Solved – How to divide feature set for selection and training

feature selectionmachine learningsamplesvm

I have training data with 260 observations that have a total of 7 classes. Each observation has 120 features. I applied feature selection based on the Bhattacharyya Algorithm and got the top 40 features for each class.

I have two questions. I have done the feature selection on the whole set of observations and will do the training on some part of the data set (50%) and testing on the left out part of the data set. Is this method okay? Or should feature selection also be performed only on the training data?

Also once I have the top 40 features of each class how do I provide an SVM the selected feature set that has say, features 1,2 and 5 are important for class 1 and feature 1,2 and 6 are important for class 2. I am using matlab as an implementational tool. Thanks in advance.

Best Answer

The purpose of splitting your data into a train/test sets is to simulate the real world. You have a bunch of labeled data to train a classifier and want to see how it performs on data that was not used to train it.
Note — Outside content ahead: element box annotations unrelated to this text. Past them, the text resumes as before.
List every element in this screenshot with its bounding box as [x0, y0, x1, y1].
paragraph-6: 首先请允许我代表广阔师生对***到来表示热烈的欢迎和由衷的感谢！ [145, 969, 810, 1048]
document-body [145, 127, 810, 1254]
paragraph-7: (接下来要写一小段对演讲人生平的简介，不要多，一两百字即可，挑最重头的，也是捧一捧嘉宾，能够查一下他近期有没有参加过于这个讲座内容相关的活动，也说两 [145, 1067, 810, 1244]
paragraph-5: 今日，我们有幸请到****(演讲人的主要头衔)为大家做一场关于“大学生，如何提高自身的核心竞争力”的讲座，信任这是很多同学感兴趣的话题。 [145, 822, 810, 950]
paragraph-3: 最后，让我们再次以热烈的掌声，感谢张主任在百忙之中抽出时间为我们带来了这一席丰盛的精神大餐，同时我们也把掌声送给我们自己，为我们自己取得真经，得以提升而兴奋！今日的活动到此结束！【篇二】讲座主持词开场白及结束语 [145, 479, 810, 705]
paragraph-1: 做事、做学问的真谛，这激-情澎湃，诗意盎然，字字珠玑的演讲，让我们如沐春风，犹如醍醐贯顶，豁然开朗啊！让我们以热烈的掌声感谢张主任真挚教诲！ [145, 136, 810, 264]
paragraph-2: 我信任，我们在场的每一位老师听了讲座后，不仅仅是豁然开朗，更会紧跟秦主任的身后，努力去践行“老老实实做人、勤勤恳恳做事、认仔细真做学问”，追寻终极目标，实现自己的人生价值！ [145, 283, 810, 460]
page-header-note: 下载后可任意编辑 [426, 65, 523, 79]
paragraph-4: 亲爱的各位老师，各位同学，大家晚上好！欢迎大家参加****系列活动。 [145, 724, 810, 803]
By using the labels from the test set to perform feature selection you've used information that would not be available, since you're pretending you don't know the labels on the test set, and biased your estimates.
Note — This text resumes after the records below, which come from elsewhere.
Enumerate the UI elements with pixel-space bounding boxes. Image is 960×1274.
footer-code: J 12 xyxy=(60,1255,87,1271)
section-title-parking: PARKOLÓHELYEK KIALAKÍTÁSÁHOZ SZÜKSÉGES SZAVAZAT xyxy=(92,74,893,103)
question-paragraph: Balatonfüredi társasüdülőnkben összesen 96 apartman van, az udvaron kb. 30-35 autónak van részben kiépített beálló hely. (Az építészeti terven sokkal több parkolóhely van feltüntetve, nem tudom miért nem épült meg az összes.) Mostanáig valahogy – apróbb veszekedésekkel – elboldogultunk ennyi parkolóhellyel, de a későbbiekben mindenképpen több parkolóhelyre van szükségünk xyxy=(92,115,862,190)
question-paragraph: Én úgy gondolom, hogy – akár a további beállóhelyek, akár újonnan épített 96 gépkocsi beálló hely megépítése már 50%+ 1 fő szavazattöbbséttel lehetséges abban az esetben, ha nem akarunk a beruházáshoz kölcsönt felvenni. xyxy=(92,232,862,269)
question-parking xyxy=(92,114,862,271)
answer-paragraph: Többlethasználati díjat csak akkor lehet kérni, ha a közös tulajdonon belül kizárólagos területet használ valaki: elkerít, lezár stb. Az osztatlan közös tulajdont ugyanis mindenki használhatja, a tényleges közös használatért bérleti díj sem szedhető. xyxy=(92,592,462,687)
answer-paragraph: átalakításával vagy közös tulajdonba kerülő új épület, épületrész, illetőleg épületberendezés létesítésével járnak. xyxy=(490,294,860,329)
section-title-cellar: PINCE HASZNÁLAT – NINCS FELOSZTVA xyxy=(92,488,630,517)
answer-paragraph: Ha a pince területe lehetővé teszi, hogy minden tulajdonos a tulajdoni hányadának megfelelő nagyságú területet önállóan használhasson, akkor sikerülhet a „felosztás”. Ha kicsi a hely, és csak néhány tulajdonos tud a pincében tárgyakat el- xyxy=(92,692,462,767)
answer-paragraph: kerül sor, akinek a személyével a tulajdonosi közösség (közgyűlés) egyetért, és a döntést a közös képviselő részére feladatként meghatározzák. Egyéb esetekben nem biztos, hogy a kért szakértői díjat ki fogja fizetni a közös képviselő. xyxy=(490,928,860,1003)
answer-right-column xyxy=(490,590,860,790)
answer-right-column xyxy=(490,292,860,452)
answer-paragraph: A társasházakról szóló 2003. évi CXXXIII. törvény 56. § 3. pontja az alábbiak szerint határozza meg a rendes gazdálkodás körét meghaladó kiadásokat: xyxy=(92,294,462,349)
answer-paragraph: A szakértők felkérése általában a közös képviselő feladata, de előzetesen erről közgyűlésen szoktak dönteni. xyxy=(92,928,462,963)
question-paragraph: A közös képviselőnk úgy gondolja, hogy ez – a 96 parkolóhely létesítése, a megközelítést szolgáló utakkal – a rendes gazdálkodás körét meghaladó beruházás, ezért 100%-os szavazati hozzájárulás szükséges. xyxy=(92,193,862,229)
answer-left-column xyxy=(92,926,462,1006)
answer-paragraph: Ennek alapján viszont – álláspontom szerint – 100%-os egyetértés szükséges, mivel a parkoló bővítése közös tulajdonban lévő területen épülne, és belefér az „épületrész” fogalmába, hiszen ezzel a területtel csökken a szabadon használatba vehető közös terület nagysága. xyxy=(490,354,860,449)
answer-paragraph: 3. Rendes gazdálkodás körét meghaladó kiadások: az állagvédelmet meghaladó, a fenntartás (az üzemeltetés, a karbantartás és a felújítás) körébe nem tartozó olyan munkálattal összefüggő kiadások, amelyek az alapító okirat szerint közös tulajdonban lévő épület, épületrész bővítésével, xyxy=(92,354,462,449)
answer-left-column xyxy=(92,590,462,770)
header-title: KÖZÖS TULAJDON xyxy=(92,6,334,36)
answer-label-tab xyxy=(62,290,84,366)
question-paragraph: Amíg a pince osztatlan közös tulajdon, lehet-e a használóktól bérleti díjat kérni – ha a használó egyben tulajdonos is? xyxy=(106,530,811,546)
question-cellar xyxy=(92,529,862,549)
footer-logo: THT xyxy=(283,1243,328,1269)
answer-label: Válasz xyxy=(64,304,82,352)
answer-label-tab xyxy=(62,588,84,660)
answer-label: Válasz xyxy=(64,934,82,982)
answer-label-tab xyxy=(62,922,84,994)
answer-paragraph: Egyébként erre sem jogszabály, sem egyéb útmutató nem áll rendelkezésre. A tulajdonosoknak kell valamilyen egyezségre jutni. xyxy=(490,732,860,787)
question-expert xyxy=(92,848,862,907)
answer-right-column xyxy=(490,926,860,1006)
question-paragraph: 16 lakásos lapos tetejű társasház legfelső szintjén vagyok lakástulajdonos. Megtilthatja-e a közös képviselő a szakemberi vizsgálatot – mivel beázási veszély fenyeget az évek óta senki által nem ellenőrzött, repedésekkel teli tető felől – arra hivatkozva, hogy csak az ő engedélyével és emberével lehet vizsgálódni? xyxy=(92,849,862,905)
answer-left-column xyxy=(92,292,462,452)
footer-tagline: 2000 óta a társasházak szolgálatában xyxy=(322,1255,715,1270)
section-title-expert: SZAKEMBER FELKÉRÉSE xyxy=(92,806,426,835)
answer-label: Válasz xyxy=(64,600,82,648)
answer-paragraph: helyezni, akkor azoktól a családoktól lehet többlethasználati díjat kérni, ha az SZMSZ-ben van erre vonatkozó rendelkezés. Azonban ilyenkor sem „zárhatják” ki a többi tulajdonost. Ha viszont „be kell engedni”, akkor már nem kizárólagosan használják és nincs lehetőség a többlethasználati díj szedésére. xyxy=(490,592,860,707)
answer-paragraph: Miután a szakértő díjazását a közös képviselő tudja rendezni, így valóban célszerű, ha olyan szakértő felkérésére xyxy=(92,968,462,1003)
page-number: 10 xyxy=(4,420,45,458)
Here's an extreme example. Suppose I use the following feature learning algorithm: map each data point to a binary indicator for the corresponding label. I do this using all the data. Now for any reasonable split of my data, any reasonable classifier is going to be able to figure this relationship out, and get 100% accuracy on the test set. Granted, my algorithm is for feature learning, not feature selection, but I think you'll see the point I'm trying to make.